A major recommendation from this evaluation is the need for stakeholders to understand what motivates young people – and especially boys and young men – to participate, and to develop more effective strategies to get them engaged. Certain participation entry points – such as youth information and resource centres, peer-to-peer approaches and mechanisms to support young people’s participation in schools and health services – should become an integral part of national youth policies and legal frameworks.
Mechanisms at the policy level are necessary to assist young people’s meaningful participation in the decision-making process. One mechanism is young people’s councils that function as policy-making advisory bodies to relevant ministries. Another is mixed decision-making structures that bring together young delegates and local authorities.
The evaluation illustrated that a critical condition for effective participation of young people is the extent to which adults are ready to engage. Investments in sensitization and capacity building are essential. It is important to develop both adults’ and young people’s understanding in child rights and their skills to foster meaningful participation.
Strengthening Young People’s Participation in UNICEF Processes:
UNICEF COs should explore how young people can participate in all areas of concern to their own health and development, as well as in relevent steps of the programme cycle. Country Programmes need to invest more in training adults to support young people in project planning, management, monitoring and evaluation, in facilitating the involvement of young people, and in training young people in these processes.

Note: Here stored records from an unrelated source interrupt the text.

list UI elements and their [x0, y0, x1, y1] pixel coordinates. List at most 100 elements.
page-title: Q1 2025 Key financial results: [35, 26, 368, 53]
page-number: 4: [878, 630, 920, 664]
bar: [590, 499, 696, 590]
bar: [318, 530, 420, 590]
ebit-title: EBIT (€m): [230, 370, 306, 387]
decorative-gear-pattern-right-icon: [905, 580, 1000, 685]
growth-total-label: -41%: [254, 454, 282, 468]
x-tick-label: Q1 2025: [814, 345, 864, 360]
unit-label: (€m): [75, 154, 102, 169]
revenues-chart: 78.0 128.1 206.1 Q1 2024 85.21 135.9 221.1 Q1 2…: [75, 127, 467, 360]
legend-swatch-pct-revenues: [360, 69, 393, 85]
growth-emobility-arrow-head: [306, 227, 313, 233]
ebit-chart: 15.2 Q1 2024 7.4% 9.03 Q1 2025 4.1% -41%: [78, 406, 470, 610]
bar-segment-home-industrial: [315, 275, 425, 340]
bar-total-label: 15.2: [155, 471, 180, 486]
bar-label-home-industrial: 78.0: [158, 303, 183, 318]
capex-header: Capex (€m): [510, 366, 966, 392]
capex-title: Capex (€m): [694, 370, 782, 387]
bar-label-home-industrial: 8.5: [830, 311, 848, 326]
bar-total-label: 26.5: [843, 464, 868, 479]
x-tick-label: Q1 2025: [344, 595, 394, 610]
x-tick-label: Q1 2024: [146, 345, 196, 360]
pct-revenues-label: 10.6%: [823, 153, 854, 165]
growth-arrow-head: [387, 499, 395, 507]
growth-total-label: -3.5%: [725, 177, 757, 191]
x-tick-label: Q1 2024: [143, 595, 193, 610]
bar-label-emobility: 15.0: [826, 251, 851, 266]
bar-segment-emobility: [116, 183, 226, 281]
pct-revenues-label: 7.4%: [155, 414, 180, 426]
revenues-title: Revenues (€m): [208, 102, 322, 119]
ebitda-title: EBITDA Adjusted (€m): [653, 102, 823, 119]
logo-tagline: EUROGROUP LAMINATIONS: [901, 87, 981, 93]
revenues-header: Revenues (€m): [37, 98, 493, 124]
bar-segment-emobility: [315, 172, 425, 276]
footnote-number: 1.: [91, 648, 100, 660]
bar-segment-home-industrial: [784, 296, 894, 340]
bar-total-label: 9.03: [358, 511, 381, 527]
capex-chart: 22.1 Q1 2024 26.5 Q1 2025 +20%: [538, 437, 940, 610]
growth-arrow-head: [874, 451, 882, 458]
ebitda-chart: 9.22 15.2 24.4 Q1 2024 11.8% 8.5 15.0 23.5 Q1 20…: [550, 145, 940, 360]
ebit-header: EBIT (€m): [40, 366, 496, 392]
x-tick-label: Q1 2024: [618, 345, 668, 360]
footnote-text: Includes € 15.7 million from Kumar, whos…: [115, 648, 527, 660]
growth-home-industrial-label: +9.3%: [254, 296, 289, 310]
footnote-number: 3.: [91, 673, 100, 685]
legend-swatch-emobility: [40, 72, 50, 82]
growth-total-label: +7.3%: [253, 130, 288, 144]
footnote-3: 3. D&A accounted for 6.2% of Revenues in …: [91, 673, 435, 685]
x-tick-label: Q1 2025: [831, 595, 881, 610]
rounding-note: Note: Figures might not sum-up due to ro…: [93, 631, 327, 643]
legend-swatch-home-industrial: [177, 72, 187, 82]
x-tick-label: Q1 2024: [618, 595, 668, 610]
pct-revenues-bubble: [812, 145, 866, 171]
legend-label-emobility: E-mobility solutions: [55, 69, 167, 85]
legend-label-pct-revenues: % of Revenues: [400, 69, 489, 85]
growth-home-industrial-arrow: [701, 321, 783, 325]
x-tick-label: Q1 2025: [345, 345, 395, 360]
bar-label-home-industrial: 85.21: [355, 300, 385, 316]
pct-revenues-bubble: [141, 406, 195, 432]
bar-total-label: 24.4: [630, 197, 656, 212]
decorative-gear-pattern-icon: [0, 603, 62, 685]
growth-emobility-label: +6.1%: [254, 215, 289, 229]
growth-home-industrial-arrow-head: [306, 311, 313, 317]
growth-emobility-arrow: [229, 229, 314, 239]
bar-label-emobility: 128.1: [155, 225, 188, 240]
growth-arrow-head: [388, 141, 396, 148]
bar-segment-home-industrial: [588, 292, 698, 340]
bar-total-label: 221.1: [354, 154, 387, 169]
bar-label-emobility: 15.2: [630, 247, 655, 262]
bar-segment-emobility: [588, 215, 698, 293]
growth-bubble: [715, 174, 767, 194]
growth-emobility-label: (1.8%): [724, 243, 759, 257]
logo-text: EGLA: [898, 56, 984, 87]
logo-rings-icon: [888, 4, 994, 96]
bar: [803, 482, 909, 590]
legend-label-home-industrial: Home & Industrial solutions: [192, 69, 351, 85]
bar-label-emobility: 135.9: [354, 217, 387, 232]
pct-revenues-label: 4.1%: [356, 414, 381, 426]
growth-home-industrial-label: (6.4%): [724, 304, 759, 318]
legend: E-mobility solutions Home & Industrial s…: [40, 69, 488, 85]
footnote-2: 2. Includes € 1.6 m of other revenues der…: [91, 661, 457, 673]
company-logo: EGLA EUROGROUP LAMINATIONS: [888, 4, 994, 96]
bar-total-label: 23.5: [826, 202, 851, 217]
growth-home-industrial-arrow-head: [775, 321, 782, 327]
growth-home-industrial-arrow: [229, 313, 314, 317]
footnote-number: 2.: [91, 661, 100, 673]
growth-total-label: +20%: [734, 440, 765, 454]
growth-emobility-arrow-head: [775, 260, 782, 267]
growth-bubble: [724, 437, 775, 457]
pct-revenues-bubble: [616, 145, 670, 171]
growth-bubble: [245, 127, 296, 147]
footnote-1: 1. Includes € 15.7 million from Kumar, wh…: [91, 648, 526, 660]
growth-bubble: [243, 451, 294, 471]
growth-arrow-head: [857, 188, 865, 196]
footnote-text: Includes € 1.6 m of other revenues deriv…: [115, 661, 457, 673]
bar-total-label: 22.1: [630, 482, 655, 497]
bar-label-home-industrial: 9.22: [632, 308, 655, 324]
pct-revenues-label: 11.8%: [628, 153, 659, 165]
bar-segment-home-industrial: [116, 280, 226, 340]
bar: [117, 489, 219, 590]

This formative evaluation provides guidance towards a more strategic response to promoting young people’s participation in UNICEF’s work. UNICEF must partner with stakeholders (both public and private) to advance the meaningful participation of young people. This means purposeful planning of interventions that build on young people’s unique strengths and evolving competencies, while taking into account whatever situation specific limitations may exist.
It is essential to increase public awareness of the importance and benefits of young people’s participation. Creating a supportive environment is fundamental. This includes: political commitment and government support; an appropriate legal and policy framework; financial and human resources invested in building young people’s capacity to participate; and the support of the media. Mechanisms such as multi-sector forums, can contribute positively to keeping the lines of communication open between young people, civil society and government, and to giving young people a voice in decision-making.
It is critical to focus on innovative and sustainable mechanisms to allow and encourage marginalized young girls and boys, especially those most at risk for HIV/AIDS and substance use and violence, to participate in: assessing and analyzing local and national situations, articulating their point of view and advocating their positions, planning and implementing solutions and being part of monitoring and reporting.
Efforts to support young people’s participation must also address the “gender gap” and foster the participation of boys and young men in order to address the imbalance in participation levels between girls and boys.
It is recommended that a regional consultation of partners focuses on the participation of marginalized and most at risk adolescents, giving attention to gender issues, best practices, useful synergies and existing, as well as new partnerships, all of which to inform programme direction and development.